When coaching feels uncomfortable
- Claire Kobylecka

- Feb 9
- 2 min read
I was in a supervision session recently with a line manager. We were discussing how his coaching session might have had more impact if he’d probed a bit deeper around his team member’s feelings.
Using the ‘GROW’ coaching model (Goals, Reality, Options, Will), he’d asked her about her ‘reality’ – where she was right now in terms of her goal, the thing she wanted to achieve. She’d thought carefully about her response and started to explain her struggle. As she described the challenge, she said one word that hinted at how difficult making change might be for her. Her manager ignored that word and continued with another line of questioning.
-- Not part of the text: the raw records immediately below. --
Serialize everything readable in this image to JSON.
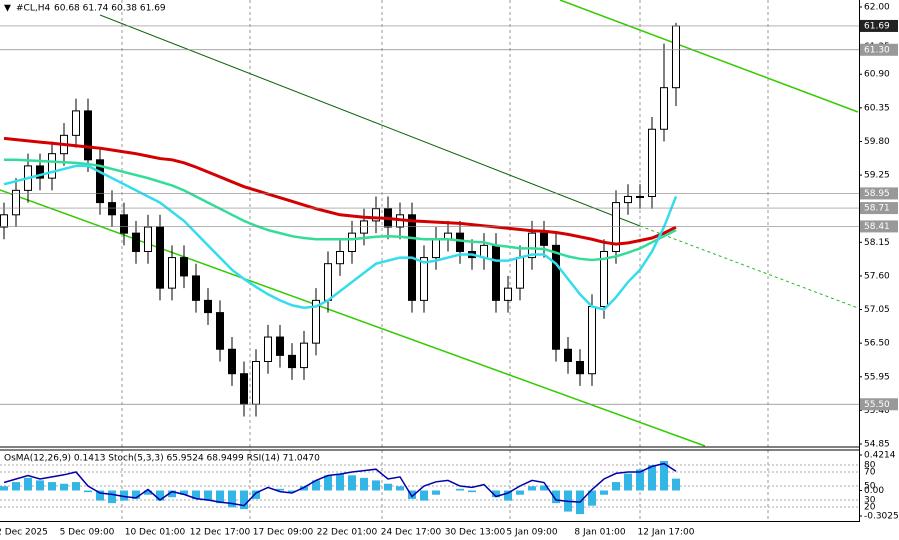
{
  "chart_data": {
    "type": "candlestick",
    "header": "#CL,H4",
    "ohlc_label": "60.68 61.74 60.38 61.69",
    "open": [
      58.4,
      58.6,
      59.0,
      59.4,
      59.2,
      59.6,
      59.9,
      60.3,
      59.5,
      58.8,
      58.6,
      58.3,
      58.0,
      58.4,
      57.4,
      57.9,
      57.6,
      57.2,
      57.0,
      56.4,
      56.0,
      55.5,
      56.2,
      56.6,
      56.3,
      56.1,
      56.5,
      57.2,
      57.8,
      58.0,
      58.3,
      58.5,
      58.7,
      58.4,
      58.6,
      57.2,
      57.9,
      58.2,
      58.3,
      58.0,
      57.9,
      58.1,
      57.2,
      57.4,
      57.9,
      58.3,
      58.1,
      56.4,
      56.2,
      56.0,
      57.1,
      58.0,
      58.8,
      58.9,
      58.9,
      60.0,
      60.68
    ],
    "high": [
      58.8,
      59.2,
      59.6,
      59.6,
      59.8,
      60.1,
      60.5,
      60.5,
      59.7,
      59.0,
      58.8,
      58.5,
      58.6,
      58.6,
      58.1,
      58.1,
      57.8,
      57.4,
      57.2,
      56.6,
      56.2,
      56.4,
      56.8,
      56.8,
      56.5,
      56.7,
      57.4,
      58.0,
      58.2,
      58.5,
      58.7,
      58.9,
      58.9,
      58.8,
      58.8,
      58.1,
      58.4,
      58.5,
      58.5,
      58.2,
      58.3,
      58.3,
      57.6,
      58.1,
      58.5,
      58.5,
      58.3,
      56.6,
      56.4,
      57.3,
      58.2,
      59.0,
      59.1,
      59.1,
      60.2,
      61.4,
      61.74
    ],
    "low": [
      58.2,
      58.4,
      58.8,
      59.0,
      59.0,
      59.4,
      59.7,
      59.3,
      58.6,
      58.4,
      58.1,
      57.8,
      57.8,
      57.2,
      57.2,
      57.4,
      57.0,
      56.8,
      56.2,
      55.8,
      55.3,
      55.3,
      56.0,
      56.1,
      55.9,
      55.9,
      56.3,
      57.0,
      57.6,
      57.8,
      58.1,
      58.3,
      58.2,
      58.2,
      57.0,
      57.0,
      57.7,
      58.0,
      57.8,
      57.7,
      57.7,
      57.0,
      57.0,
      57.2,
      57.7,
      57.9,
      56.2,
      56.0,
      55.8,
      55.8,
      56.9,
      57.8,
      58.6,
      58.7,
      58.7,
      59.8,
      60.38
    ],
    "close": [
      58.6,
      59.0,
      59.4,
      59.2,
      59.6,
      59.9,
      60.3,
      59.5,
      58.8,
      58.6,
      58.3,
      58.0,
      58.4,
      57.4,
      57.9,
      57.6,
      57.2,
      57.0,
      56.4,
      56.0,
      55.5,
      56.2,
      56.6,
      56.3,
      56.1,
      56.5,
      57.2,
      57.8,
      58.0,
      58.3,
      58.5,
      58.7,
      58.4,
      58.6,
      57.2,
      57.9,
      58.2,
      58.3,
      58.0,
      57.9,
      58.1,
      57.2,
      57.4,
      57.9,
      58.3,
      58.1,
      56.4,
      56.2,
      56.0,
      57.1,
      58.0,
      58.8,
      58.9,
      58.9,
      60.0,
      60.68,
      61.69
    ],
    "moving_averages": [
      {
        "color": "#d40000",
        "values": [
          59.85,
          59.83,
          59.81,
          59.79,
          59.77,
          59.75,
          59.73,
          59.71,
          59.69,
          59.66,
          59.63,
          59.6,
          59.56,
          59.52,
          59.5,
          59.45,
          59.38,
          59.3,
          59.22,
          59.14,
          59.06,
          59.0,
          58.94,
          58.88,
          58.82,
          58.76,
          58.7,
          58.65,
          58.6,
          58.58,
          58.56,
          58.55,
          58.54,
          58.52,
          58.5,
          58.49,
          58.48,
          58.47,
          58.46,
          58.44,
          58.42,
          58.4,
          58.38,
          58.36,
          58.34,
          58.33,
          58.31,
          58.28,
          58.24,
          58.2,
          58.15,
          58.12,
          58.14,
          58.18,
          58.22,
          58.3,
          58.4
        ]
      },
      {
        "color": "#33dd99",
        "values": [
          59.5,
          59.5,
          59.49,
          59.48,
          59.47,
          59.46,
          59.45,
          59.43,
          59.4,
          59.35,
          59.3,
          59.25,
          59.2,
          59.14,
          59.08,
          59.0,
          58.9,
          58.8,
          58.7,
          58.6,
          58.5,
          58.42,
          58.35,
          58.3,
          58.25,
          58.22,
          58.2,
          58.2,
          58.2,
          58.2,
          58.22,
          58.24,
          58.25,
          58.24,
          58.22,
          58.2,
          58.2,
          58.2,
          58.18,
          58.16,
          58.15,
          58.1,
          58.08,
          58.05,
          58.05,
          58.04,
          57.98,
          57.92,
          57.88,
          57.86,
          57.88,
          57.92,
          57.98,
          58.05,
          58.15,
          58.25,
          58.35
        ]
      },
      {
        "color": "#33dded",
        "values": [
          59.1,
          59.15,
          59.2,
          59.25,
          59.3,
          59.35,
          59.4,
          59.4,
          59.3,
          59.2,
          59.1,
          59.0,
          58.9,
          58.8,
          58.65,
          58.5,
          58.3,
          58.1,
          57.9,
          57.7,
          57.55,
          57.42,
          57.3,
          57.2,
          57.12,
          57.08,
          57.1,
          57.2,
          57.35,
          57.5,
          57.65,
          57.8,
          57.85,
          57.9,
          57.9,
          57.82,
          57.85,
          57.9,
          57.95,
          57.95,
          57.9,
          57.85,
          57.85,
          57.9,
          57.95,
          57.95,
          57.8,
          57.55,
          57.3,
          57.1,
          57.05,
          57.25,
          57.5,
          57.7,
          58.0,
          58.4,
          58.9
        ]
      }
    ],
    "ylim": [
      54.85,
      62.0
    ],
    "yticks": [
      {
        "value": 62.0,
        "label": "62.00"
      },
      {
        "value": 61.35,
        "label": "61.35"
      },
      {
        "value": 60.9,
        "label": "60.90"
      },
      {
        "value": 60.35,
        "label": "60.35"
      },
      {
        "value": 59.8,
        "label": "59.80"
      },
      {
        "value": 59.25,
        "label": "59.25"
      },
      {
        "value": 58.7,
        "label": "58.70"
      },
      {
        "value": 58.15,
        "label": "58.15"
      },
      {
        "value": 57.6,
        "label": "57.60"
      },
      {
        "value": 57.05,
        "label": "57.05"
      },
      {
        "value": 56.5,
        "label": "56.50"
      },
      {
        "value": 55.95,
        "label": "55.95"
      },
      {
        "value": 55.4,
        "label": "55.40"
      },
      {
        "value": 54.85,
        "label": "54.85"
      }
    ],
    "levels": [
      {
        "value": 61.69,
        "label": "61.69"
      },
      {
        "value": 61.3,
        "label": "61.30"
      },
      {
        "value": 58.95,
        "label": "58.95"
      },
      {
        "value": 58.71,
        "label": "58.71"
      },
      {
        "value": 58.41,
        "label": "58.41"
      },
      {
        "value": 55.5,
        "label": "55.50"
      }
    ],
    "xtick_labels": [
      "2 Dec 2025",
      "5 Dec 09:00",
      "10 Dec 01:00",
      "12 Dec 17:00",
      "17 Dec 09:00",
      "22 Dec 01:00",
      "24 Dec 17:00",
      "30 Dec 13:00",
      "5 Jan 09:00",
      "8 Jan 01:00",
      "12 Jan 17:00"
    ],
    "indicator": {
      "title": "OsMA(12,26,9) 0.1413  Stoch(5,3,3) 65.9524 68.9499  RSI(14) 71.0470",
      "osma": {
        "color": "#33b5e5",
        "ylim": [
          -0.3025,
          0.4214
        ],
        "ticks": [
          {
            "value": 0.4214,
            "label": "0.4214"
          },
          {
            "value": 0,
            "label": "0.00"
          },
          {
            "value": -0.3025,
            "label": "-0.3025"
          }
        ],
        "values": [
          0.05,
          0.1,
          0.15,
          0.12,
          0.1,
          0.08,
          0.1,
          -0.02,
          -0.12,
          -0.15,
          -0.12,
          -0.1,
          -0.05,
          -0.12,
          -0.08,
          -0.05,
          -0.1,
          -0.12,
          -0.15,
          -0.2,
          -0.22,
          -0.1,
          0.0,
          0.02,
          -0.02,
          0.05,
          0.12,
          0.18,
          0.2,
          0.18,
          0.15,
          0.12,
          0.08,
          0.05,
          -0.1,
          -0.12,
          -0.05,
          0.0,
          0.02,
          -0.02,
          0.0,
          -0.08,
          -0.12,
          -0.05,
          0.05,
          0.06,
          -0.15,
          -0.25,
          -0.28,
          -0.18,
          -0.05,
          0.1,
          0.2,
          0.25,
          0.3,
          0.35,
          0.1413
        ]
      },
      "rsi": {
        "color": "#0000aa",
        "ylim": [
          20,
          80
        ],
        "ticks": [
          80,
          70,
          50,
          30,
          20
        ],
        "values": [
          55,
          60,
          65,
          60,
          63,
          66,
          70,
          50,
          40,
          38,
          35,
          33,
          45,
          30,
          42,
          38,
          32,
          30,
          27,
          25,
          22,
          40,
          48,
          42,
          40,
          48,
          58,
          65,
          67,
          70,
          72,
          74,
          60,
          63,
          35,
          50,
          56,
          58,
          50,
          48,
          52,
          35,
          40,
          50,
          58,
          55,
          30,
          28,
          27,
          45,
          60,
          68,
          70,
          70,
          78,
          82,
          71.047
        ]
      }
    }
  }
}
I checked whether he’d heard it. He was able to replay her sentence and that word exactly. He looked at me knowingly, “What stopped you exploring what she meant?” I asked. “It would be uncomfortable” he said. “My job is to support people, not to make them feel uncomfortable”.
I had to wonder whether it might be uncomfortable for him or for her. Or for both of them for that matter. And if it was uncomfortable for both of them, would that be a bad thing?
Some of the coaching sessions I’ve benefited from have been really uncomfortable. As a coachee, I felt that way because I was confronting my reality head on. I had nowhere to hide and had to face the facts. You can only make changes when you truly see what is going wrong.
When I think back to one of those uncomfortable sessions and think about how my coach must have felt, I think she was a little uncomfortable too. Perhaps not uncomfortable in the sense it was awkward, but I know she must have been working hard to support me. She wasn’t nodding along, she was pushing me. When I wanted to fill the silence with superficial comments, she made sure to hold that silence so that I could find the words I really needed. When I suggested an answer, she prompted me for more detail. “And what else?” she said, making me look below the surface of my thoughts again, pinning down the real root cause of why I was stuck.
The impact I felt from that coaching session has been profound. It’s helped me change so many things in my life. And I’m so grateful for her making me uncomfortable.
As coaches, we need to remember that supporting someone isn’t always about making them feel good. It doesn’t mean we don’t care. By being strong enough to challenge we can help create change.